Yamamoto Yasunori, Mochida Sumiko, Kurooka Takao, Sakisaka Toshiaki
Division of Membrane Dynamics, Department of Physiology and Cell Biology, Kobe University Graduate School of Medicine, Kobe 650-0017, Japan.
J Biol Chem. 2009 May 1;284(18):12480-90. doi: 10.1074/jbc.M807182200. Epub 2009 Mar 3.
Neurotransmitter release from presynaptic nerve terminals is regulated by SNARE complex-mediated synaptic vesicle fusion. Tomosyn, a negative regulator of neurotransmitter release, which is composed of N-terminal WD40 repeats, a tail domain, and a C-terminal VAMP-like domain, is known to inhibit SNARE complex formation by sequestering target SNAREs (t-SNAREs) upon interaction of its C-terminal VAMP-like domain with t-SNAREs. However, it remains unclear how the inhibitory activity of tomosyn is regulated. Here we show that the tail domain functions as a regulator of the inhibitory activity of tomosyn through intramolecular interactions. The binding of the tail domain to the C-terminal VAMP-like domain interfered with the interaction of the C-terminal VAMP-like domain with t-SNAREs, and thereby repressed the inhibitory activity of tomosyn on the SNARE complex formation. The repressed inhibitory activity of tomosyn was restored by the binding of the tail domain to the N-terminal WD40 repeats. These results indicate that the probable conformational change of tomosyn mediated by the intramolecular interactions of the tail domain controls its inhibitory activity on the SNARE complex formation, leading to a regulated inhibition of neurotransmitter release.

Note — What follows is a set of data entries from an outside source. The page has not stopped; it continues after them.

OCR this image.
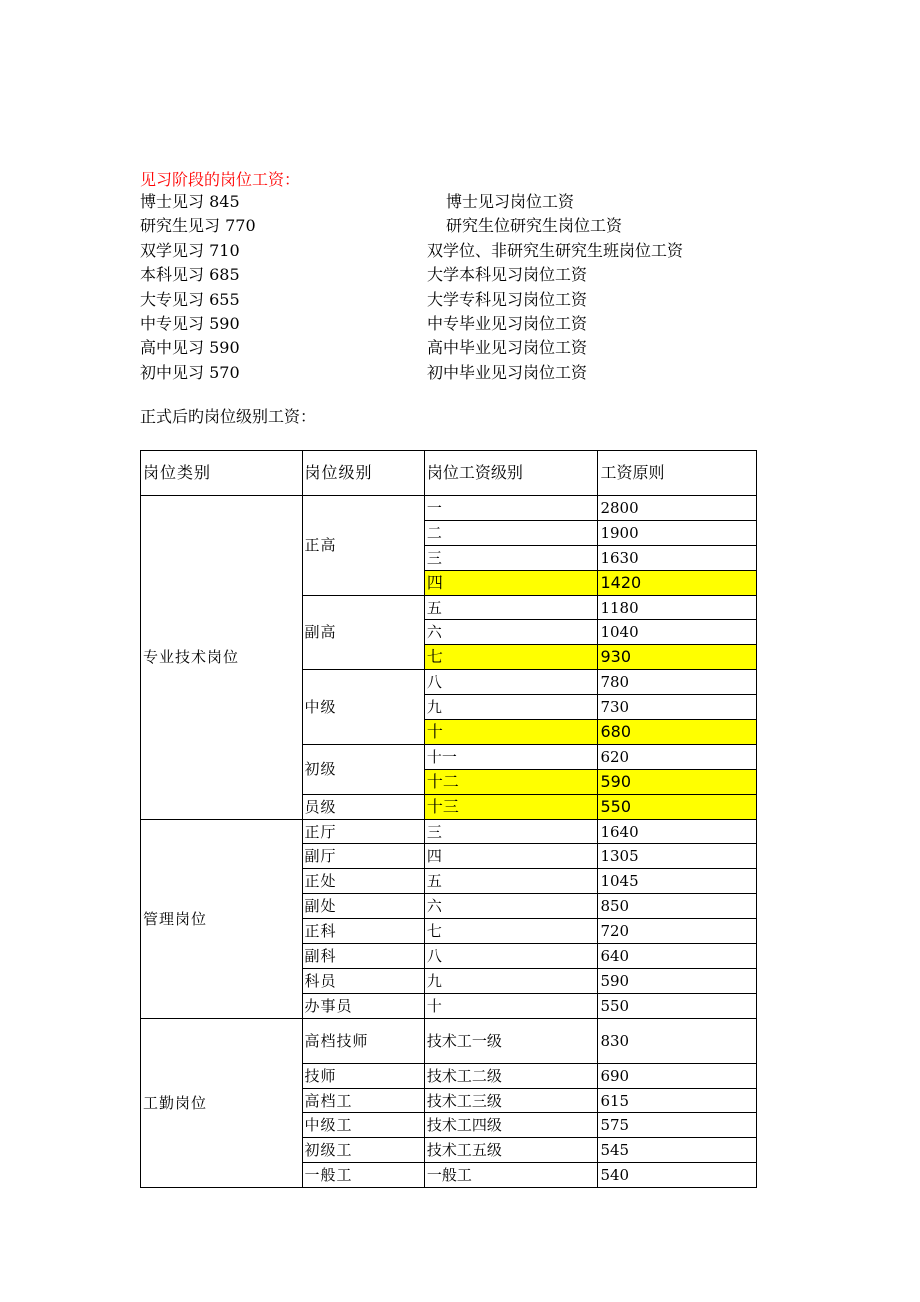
见习阶段的岗位工资：
博士见习 845	博士见习岗位工资
研究生见习 770	研究生位研究生岗位工资
双学见习 710	双学位、非研究生研究生班岗位工资
本科见习 685	大学本科见习岗位工资
大专见习 655	大学专科见习岗位工资
中专见习 590	中专毕业见习岗位工资
高中见习 590	高中毕业见习岗位工资
初中见习 570	初中毕业见习岗位工资
正式后旳岗位级别工资：
岗位类别	岗位级别	岗位工资级别	工资原则
专业技术岗位	正高	一	2800
		二	1900
		三	1630
		四	1420
	副高	五	1180
		六	1040
		七	930
	中级	八	780
		九	730
		十	680
	初级	十一	620
		十二	590
	员级	十三	550
管理岗位	正厅	三	1640
	副厅	四	1305
	正处	五	1045
	副处	六	850
	正科	七	720
	副科	八	640
	科员	九	590
	办事员	十	550
工勤岗位	高档技师	技术工一级	830
	技师	技术工二级	690
	高档工	技术工三级	615
	中级工	技术工四级	575
	初级工	技术工五级	545
	一般工	一般工	540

神经递质从突触前神经末梢的释放受SNARE复合体介导的突触小泡融合调控。Tomosyn是神经递质释放的负调控因子,由N端WD40重复序列、一个尾部结构域和一个C端VAMP样结构域组成,已知其C端VAMP样结构域与靶标SNARE(t-SNARE)相互作用时,通过隔离t-SNARE来抑制SNARE复合体的形成。然而,尚不清楚Tomosyn的抑制活性是如何被调控的。在此我们表明,尾部结构域通过分子内相互作用作为Tomosyn抑制活性的调控因子。尾部结构域与C端VAMP样结构域的结合干扰了C端VAMP样结构域与t-SNARE的相互作用,从而抑制了Tomosyn对SNARE复合体形成的抑制活性。尾部结构域与N端WD40重复序列的结合恢复了Tomosyn被抑制的抑制活性。这些结果表明,由尾部结构域的分子内相互作用介导的Tomosyn可能的构象变化控制其对SNARE复合体形成的抑制活性,从而导致对神经递质释放的调控性抑制。